By By Robbie Byrd, News Editor
Inmates being transferred from county jails throughout the state could have a new activity to participate in: camping.
The governor's office announced that it is considering, as a last resort, placing a "tent-city" outside of its Kilby Correctional Facility in Montgomery to house the some 1,000-plus state convicts awaiting transfers from county jails.
It also announced that, while no plans have been finalized, the DOC is negotiating the sale of an unknown amount of land to the City of Atmore for industrial purposes.
Grant Culliver, warden at Holman and Fountain Correctional Centers in Atmore, said that while he feels a tent facility is a last resort, it has been done before.
Culliver said that facilities are at their maximum capacity all over the state.
Brian Corbett, spokesperson for the Department of Corrections, said that while it is a possibility for the DOC, it is still not a cost-effective or permanent solution.
The consideration follows a ruling by Montgomery Circuit Court Judge William Shashy that ordered the DOC to take responsibility for some 1,200 inmates being housed in county jails.

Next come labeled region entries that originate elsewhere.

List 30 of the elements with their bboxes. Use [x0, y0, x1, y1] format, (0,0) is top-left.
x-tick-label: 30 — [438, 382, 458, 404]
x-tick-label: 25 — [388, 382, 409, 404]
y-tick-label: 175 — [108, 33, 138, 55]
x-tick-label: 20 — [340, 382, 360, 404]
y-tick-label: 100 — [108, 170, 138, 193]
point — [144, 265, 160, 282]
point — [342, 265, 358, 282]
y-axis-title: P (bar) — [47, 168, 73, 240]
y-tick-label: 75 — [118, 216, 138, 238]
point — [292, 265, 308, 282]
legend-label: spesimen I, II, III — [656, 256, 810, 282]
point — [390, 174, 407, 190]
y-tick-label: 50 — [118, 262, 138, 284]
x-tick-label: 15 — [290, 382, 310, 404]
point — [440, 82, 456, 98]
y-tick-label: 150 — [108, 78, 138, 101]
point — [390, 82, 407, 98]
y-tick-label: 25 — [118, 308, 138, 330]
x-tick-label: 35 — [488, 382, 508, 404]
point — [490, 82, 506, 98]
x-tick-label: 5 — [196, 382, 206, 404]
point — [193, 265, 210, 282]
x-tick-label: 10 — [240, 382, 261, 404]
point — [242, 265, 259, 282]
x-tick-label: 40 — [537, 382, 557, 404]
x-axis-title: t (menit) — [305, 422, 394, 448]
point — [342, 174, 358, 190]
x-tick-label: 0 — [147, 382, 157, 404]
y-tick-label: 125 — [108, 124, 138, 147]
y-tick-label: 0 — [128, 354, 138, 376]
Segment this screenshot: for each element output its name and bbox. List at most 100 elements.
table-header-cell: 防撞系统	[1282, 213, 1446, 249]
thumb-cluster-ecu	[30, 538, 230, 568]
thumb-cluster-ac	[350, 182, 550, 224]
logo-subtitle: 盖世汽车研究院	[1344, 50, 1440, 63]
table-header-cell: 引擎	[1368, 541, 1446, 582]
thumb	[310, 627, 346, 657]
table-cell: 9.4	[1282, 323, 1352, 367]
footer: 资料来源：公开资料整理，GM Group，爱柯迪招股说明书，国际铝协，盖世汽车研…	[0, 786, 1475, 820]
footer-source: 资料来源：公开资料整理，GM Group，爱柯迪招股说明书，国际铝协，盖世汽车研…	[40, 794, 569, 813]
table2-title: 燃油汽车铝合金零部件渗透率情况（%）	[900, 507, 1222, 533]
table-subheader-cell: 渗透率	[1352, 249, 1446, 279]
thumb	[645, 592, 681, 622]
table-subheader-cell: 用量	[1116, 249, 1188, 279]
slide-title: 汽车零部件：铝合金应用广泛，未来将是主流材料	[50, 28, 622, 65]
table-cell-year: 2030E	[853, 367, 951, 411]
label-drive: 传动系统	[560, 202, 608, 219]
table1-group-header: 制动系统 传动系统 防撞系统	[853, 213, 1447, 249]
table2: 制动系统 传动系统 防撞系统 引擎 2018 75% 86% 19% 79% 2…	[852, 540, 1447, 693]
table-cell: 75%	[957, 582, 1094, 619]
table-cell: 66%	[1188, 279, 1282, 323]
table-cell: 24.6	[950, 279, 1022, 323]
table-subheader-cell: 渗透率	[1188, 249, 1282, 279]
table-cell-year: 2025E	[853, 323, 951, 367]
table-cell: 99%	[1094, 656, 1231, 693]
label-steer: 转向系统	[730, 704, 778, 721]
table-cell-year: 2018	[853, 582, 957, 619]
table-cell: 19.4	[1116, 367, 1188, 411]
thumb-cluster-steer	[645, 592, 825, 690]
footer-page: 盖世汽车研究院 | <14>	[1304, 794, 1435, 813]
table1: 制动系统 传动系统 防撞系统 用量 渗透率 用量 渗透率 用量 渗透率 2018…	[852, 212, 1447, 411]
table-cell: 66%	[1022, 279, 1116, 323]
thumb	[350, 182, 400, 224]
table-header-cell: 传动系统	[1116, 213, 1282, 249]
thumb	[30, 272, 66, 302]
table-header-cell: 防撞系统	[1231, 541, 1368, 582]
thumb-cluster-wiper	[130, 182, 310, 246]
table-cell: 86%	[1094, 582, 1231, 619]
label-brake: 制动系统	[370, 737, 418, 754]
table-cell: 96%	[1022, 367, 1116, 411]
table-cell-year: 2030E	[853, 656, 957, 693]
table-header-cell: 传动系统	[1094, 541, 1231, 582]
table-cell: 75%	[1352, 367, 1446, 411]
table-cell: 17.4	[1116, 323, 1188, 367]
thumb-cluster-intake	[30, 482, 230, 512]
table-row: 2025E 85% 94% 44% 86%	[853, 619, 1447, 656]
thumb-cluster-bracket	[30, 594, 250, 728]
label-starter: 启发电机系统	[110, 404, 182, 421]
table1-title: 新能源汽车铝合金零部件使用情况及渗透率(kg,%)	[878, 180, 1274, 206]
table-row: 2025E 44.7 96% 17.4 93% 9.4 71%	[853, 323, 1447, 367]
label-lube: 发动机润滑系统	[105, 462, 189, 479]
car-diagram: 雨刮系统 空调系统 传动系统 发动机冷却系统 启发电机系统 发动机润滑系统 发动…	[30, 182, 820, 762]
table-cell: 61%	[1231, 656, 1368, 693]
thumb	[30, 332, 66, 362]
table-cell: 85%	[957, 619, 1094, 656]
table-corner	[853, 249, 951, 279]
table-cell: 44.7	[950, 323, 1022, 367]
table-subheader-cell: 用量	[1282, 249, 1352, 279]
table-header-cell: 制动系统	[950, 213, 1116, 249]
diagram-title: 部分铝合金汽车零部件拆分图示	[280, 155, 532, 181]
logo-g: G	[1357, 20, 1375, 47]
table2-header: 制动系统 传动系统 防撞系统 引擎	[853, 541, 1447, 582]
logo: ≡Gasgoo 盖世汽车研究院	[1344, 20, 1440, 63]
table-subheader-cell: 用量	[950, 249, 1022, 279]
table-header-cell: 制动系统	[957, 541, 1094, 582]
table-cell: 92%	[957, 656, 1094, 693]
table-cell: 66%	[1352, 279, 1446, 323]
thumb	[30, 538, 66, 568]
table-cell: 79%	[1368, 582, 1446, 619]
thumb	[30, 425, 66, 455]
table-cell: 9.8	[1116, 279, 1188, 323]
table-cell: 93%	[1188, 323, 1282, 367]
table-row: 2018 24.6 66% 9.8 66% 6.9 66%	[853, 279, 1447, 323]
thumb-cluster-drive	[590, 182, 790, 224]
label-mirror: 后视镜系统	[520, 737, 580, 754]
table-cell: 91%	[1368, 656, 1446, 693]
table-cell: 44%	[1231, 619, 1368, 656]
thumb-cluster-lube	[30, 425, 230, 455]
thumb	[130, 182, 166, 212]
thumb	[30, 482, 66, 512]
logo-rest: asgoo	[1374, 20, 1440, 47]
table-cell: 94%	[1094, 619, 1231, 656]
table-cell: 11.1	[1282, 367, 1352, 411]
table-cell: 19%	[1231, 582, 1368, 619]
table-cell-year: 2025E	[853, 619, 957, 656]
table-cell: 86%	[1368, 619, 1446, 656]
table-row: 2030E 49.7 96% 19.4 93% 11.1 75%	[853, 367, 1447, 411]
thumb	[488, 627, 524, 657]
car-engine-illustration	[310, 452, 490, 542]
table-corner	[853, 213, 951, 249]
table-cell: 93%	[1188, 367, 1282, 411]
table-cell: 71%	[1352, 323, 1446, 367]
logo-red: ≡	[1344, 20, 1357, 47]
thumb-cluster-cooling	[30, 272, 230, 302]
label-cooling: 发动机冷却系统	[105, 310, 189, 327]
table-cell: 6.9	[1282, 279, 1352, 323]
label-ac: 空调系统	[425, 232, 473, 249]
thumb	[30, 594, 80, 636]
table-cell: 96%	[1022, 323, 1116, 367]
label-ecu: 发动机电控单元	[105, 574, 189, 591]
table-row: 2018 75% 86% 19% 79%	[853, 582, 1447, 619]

Shashy ordered, however, that the DOC take the prisoners by July 26 along with cashing out a $2.1 million fine.
Corbett said that if it had $2.1 million, it would be using that money to correct the problem, not to pay the contempt fine issued by the judge.
Shashy had ordered the state comptroller to begin issuing checks to county jails, as well as consider placing Prison Commissioner Michael Haley in prison if all inmates awaiting transfers were not moved by Friday. However, a motion for reconsideration filed by Siegelman's lawyers earlier this month has postponed the deadline.
Shashy is said to be reviewing the request.
Corbett suggests that the public place emphasis on this project to their legislators.
Atmore-DOC negotiations quiet
The DOC hopes to fall into plenty money if a proposed sale of DOC lands to the City of Atmore is completed.
The Governor's office and the DOC declined to comment on the negotiations, other than to say that there had been talks.
Officials say that the City of Atmore had expressed interest in the land in hopes of expanding economic and industrial development.
Kanarrick also said the DOC is interested in working a deal with the Alabama Department of Transportation to house a number of non-violent offenders.
The facility, which the DOT is referring to as a "work-camp," would house 100-150 non-violent offenders in Jefferson County.
At press time Atmore Mayor Howard Shell was unavailable for comment and unable to respond to questions concerning the purchase of DOC lands.